Um teste para o vírus Zika desenvolvido a partir de um teste de HIV

Os pesquisadores conseguiram fazer um teste salivar para identificar o vírus zika. Foi desenhado a partir do modelo de teste de HIV.

Mais de 3.000 crianças foram infectadas com microcefalia no Brasil entre 2015 e 2016 devido à contaminação materna pelo vírus Zika. Se a epidemia que atingiu a América do Sul em 2015 marcou os espíritos, o vírus já havia sido identificado em 1952 em Uganda em humanos. Para os pesquisadores, é necessário encontrar uma maneira eficaz de tratar os pacientes e, principalmente, identificar o vírus. Os cientistas americanos estão trabalhando no desenvolvimento de um teste salivar, adaptado ao modelo do teste de HIV. Este estudo é realizado por pesquisadores da Universidade de Odontologia de Nova York e Rheonix, um laboratório de pesquisa. Foi publicado no site Eurekalert!

Resultados em 20 minutos

"Os últimos surtos de zika confirmam que precisamos de um programa eficaz de vigilância e diagnóstico para reduzir o impacto de futuros surtos", disse Maite Sabalza, um dos autores deste estudo. Os cientistas estão trabalhando em uma maneira rápida de detectar o vírus. De fato, ele pode desaparecer sangue uma semana após a contaminação, mas até agora os testes são baseados em exames de sangue.

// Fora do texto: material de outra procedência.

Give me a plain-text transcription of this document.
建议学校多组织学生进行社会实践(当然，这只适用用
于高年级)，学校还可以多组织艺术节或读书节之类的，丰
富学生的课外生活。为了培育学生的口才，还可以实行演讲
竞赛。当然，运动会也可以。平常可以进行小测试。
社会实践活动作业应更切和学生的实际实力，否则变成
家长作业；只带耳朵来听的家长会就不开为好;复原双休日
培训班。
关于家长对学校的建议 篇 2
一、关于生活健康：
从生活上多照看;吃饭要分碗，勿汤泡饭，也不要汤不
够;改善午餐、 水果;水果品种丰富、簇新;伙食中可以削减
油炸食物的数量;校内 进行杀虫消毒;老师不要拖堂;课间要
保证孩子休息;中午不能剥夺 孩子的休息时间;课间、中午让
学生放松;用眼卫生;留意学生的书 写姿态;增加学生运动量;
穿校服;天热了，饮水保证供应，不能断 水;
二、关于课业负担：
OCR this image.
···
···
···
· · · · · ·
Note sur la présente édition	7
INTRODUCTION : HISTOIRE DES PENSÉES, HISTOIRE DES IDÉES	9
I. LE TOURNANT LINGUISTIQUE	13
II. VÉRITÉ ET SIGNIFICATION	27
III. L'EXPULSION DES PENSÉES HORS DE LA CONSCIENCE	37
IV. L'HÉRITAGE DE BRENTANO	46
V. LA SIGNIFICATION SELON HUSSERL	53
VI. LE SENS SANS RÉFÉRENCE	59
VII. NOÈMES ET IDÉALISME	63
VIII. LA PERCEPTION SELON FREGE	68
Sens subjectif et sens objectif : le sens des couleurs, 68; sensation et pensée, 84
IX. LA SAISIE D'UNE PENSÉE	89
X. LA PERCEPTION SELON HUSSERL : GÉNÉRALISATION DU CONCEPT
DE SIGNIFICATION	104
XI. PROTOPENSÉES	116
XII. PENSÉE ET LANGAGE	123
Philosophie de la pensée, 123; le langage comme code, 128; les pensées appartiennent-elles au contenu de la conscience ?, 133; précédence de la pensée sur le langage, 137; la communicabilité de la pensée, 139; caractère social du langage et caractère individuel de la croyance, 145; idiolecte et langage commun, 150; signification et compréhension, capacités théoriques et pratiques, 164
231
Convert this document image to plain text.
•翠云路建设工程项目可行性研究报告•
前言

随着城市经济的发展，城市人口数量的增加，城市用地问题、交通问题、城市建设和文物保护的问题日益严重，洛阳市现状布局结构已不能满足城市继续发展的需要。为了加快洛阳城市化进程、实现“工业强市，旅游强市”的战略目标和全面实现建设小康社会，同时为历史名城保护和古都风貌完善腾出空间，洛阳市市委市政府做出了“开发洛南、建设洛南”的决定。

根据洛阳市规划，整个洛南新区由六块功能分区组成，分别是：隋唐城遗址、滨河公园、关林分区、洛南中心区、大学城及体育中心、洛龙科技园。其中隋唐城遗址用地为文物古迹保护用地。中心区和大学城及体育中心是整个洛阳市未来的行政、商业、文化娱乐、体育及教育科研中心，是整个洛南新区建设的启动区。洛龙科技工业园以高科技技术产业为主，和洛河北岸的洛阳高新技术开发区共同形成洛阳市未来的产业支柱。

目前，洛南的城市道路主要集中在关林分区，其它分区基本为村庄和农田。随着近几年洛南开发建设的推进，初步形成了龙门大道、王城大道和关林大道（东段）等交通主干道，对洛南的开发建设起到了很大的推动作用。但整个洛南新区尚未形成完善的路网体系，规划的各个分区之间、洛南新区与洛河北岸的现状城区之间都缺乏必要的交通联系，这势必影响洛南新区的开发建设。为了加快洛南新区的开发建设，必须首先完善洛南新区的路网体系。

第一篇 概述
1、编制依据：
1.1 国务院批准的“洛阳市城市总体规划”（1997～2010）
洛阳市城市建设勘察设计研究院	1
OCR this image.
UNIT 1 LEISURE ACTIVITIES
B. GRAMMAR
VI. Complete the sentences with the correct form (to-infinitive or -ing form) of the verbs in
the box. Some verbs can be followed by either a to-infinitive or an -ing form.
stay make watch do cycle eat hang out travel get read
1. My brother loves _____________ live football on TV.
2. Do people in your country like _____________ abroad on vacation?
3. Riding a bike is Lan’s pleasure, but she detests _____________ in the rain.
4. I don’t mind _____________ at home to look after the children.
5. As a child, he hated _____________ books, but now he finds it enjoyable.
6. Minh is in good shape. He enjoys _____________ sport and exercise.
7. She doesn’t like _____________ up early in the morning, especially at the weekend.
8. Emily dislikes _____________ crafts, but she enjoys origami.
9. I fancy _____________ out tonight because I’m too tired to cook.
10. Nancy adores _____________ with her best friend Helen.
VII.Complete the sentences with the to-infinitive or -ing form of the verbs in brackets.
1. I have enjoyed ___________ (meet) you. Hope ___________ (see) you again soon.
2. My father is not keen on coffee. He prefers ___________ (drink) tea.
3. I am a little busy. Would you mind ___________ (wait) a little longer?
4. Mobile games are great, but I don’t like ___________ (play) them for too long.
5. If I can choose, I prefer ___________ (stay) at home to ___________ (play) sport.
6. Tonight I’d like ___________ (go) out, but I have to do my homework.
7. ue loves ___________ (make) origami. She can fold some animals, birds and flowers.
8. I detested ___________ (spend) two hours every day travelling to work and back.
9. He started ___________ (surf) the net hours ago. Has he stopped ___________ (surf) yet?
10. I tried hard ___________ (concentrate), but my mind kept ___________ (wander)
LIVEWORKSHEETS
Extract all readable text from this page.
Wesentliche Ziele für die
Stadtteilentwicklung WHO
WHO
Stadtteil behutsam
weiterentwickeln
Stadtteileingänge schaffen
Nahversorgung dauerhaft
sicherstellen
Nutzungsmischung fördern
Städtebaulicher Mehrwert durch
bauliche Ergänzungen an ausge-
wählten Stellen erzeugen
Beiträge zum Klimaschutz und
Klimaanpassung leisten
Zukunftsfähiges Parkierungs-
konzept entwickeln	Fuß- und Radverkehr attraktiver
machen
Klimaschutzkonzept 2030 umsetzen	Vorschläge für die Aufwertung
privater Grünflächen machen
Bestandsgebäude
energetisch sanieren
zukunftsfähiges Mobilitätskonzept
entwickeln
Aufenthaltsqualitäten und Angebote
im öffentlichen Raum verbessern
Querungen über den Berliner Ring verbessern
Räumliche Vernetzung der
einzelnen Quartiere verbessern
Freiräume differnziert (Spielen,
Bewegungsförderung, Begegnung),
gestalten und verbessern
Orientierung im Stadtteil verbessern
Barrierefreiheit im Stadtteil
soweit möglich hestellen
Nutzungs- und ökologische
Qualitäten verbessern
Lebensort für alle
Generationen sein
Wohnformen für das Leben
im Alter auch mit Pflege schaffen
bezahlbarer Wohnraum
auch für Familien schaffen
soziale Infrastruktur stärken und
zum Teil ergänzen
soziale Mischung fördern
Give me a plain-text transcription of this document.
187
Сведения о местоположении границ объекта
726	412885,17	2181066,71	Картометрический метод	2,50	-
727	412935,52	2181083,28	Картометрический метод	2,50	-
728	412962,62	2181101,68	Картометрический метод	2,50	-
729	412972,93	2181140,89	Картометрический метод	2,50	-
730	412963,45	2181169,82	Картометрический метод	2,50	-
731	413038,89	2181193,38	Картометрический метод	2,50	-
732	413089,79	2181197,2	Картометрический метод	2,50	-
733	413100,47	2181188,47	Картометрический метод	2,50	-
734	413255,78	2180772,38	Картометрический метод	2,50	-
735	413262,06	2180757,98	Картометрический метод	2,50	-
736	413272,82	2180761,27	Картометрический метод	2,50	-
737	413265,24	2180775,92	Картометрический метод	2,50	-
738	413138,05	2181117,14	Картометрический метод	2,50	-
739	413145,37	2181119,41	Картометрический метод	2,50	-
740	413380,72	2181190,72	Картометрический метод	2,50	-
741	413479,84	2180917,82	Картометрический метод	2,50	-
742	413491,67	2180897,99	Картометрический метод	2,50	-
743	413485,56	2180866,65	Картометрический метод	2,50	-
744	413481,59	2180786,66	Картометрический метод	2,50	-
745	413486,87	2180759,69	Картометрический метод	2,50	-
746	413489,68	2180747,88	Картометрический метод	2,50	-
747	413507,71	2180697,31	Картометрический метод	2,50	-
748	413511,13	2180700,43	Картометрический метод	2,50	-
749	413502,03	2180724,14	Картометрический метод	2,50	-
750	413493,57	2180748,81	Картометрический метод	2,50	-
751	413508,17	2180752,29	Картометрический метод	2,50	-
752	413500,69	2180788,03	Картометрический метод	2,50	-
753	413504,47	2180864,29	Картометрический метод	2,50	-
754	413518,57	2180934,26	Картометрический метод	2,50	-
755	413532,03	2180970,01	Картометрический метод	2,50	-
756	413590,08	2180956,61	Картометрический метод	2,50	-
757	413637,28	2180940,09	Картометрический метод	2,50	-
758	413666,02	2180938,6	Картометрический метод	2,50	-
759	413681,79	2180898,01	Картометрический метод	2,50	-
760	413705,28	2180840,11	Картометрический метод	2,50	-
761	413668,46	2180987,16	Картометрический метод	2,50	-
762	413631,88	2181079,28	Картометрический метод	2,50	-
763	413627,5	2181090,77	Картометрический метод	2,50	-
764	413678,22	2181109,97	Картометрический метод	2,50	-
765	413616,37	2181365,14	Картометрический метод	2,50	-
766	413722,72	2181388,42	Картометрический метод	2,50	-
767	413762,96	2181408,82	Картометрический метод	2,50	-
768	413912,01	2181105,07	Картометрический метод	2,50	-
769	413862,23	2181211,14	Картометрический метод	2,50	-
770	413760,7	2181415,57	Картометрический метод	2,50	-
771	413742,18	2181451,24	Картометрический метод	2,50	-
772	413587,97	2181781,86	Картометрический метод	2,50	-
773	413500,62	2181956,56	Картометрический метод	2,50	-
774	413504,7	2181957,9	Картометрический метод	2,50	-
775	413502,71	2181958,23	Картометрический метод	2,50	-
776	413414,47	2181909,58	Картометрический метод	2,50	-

Este novo teste usa saliva para detectar contaminação por vírus. Permite analisar os anticorpos e o ácido nucleico. Barato, fácil de fazer e coletar, essa técnica também tem a vantagem de ser muito rápida, os resultados estão disponíveis em apenas 20 minutos. "Quanto mais cedo detectarmos o patógeno, mais cedo poderemos implementar medidas para tratar e isolar as pessoas. Em uma epidemia, poderíamos testar as pessoas antes que elas entrassem no avião." passar a segurança no aeroporto não significa tirar os sapatos, mas cuspir em um tubo ", diz Daniel Malamud, professor de ciências da Universidade de Odontologia de Nova York.

Um teste adaptável no futuro

Para adaptar o teste de HIV, os pesquisadores alteraram os marcadores para identificar as seqüências de ácidos nucleicos do zika, em vez das da AIDS. Além disso, eles identificaram antígenos do zika, que detectam anticorpos específicos para vírus presentes na saliva. "Nós desenvolvemos um protocolo genérico que pode ser usado para testar o vírus Zika, mas que também pode ser adaptado às próximas doenças infecciosas ou ao retorno de algumas", conclui Maite Sabalza. Se a epidemia de zika se acalmar em 2017, especialmente no Brasil, o vírus poderá reaparecer, mesmo de outras formas.